LA FEMME. – Bien, bien: quant à lui il a apporté sa maladie avec lui; il ne fait ici que l'entretenir. Je sais qu'il viendra à l'ombre de la maison pour étaler ses couronnes au soleil.

BOULT. – Si nous avions un voyageur de chaque nation, nous les logerions tous avec une telle enseigne.

LA FEMME. – Je vous prie, venez un peu ici. Vous êtes dans le chemin de la fortune; écoutez-moi. Il faut avoir l'air de faire à regret ce que vous ferez avec plaisir, et de mépriser le profit quand vous gagnerez le plus. Pleurez votre genre de vie, cela inspire de la pitié à vos amants: cette pitié vous vaut leur bonne opinion, et cette bonne opinion est un profit tout clair.

MARINA. – Je ne vous comprends pas.

BOULT. – Emmenez-la, maîtresse, emmenez-la; cette pudeur s'en ira avec l'usage.

LA FEMME. – Tu dis vrai, ma foi, cela viendra; la fiancée elle-même ne se prête qu'avec honte à ce qu'il est de son devoir de faire.

BOULT. – Oui, les unes sont d'une façon et les autres d'une autre. Mais dites donc, maîtresse, puisque j'ai procuré le morceau…

LA FEMME. – Tu voudrais en couper ta part sur la broche.

BOULT. – Peut-être bien.

LA FEMME. – Et qui donc te le refuserait? Allons, jeunesse, j'aime la forme de vos vêtements.

BOULT. – Oui, ma foi, il n'y a pas encore besoin de les changer.

LA FEMME. – Boult, va courir la ville; raconte quelle nouvelle débarquée nous avons; tu n'y perdras rien. Quand la nature créa ce morceau, elle te voulut du bien. Va donc dire quelle merveille c'est, et tu auras le prix de tes avis.

BOULT. – Je vous garantis, maîtresse, que le tonnerre réveille moins les anguilles5 que ma description de cette beauté ne remuera les libertins. Je vous en amènerai quelques-uns cette nuit.
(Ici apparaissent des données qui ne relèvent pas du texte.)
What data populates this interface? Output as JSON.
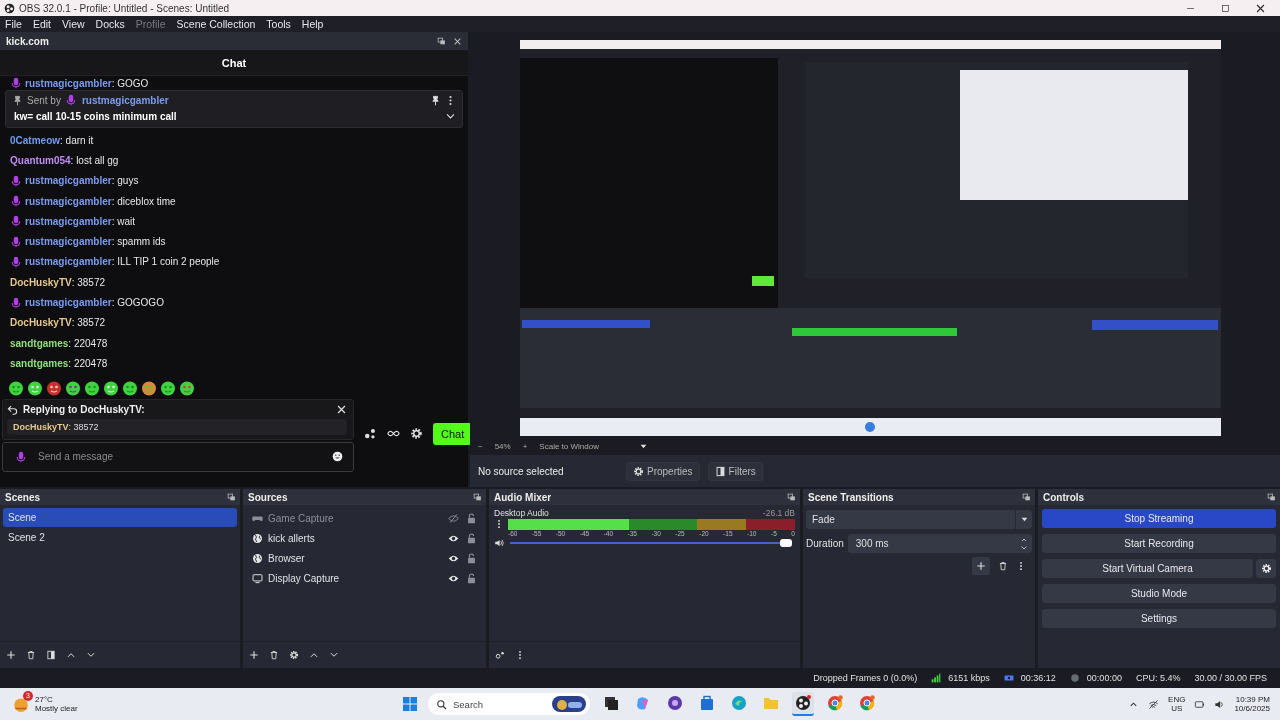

LA FEMME. – Venez par ici, suivez-moi.

MARINA. – Si le feu brûle, si les couteaux tuent, si les eaux sont profondes, ma ceinture virginale ne sera pas dénouée. Diane, à mon secours!

LA FEMME. – Qu'avons-nous à faire de Diane? Allons, venez-vous?

(Ils sortent.)
4Le maître de la maison, en anglais pander, et la femme bawd.
5On suppose que le tonnerre ne produit pas d'effet sur le poisson en général, mais sur les anguilles qu'il fait sortir de la bourbe et qu'on prend alors plus aisément.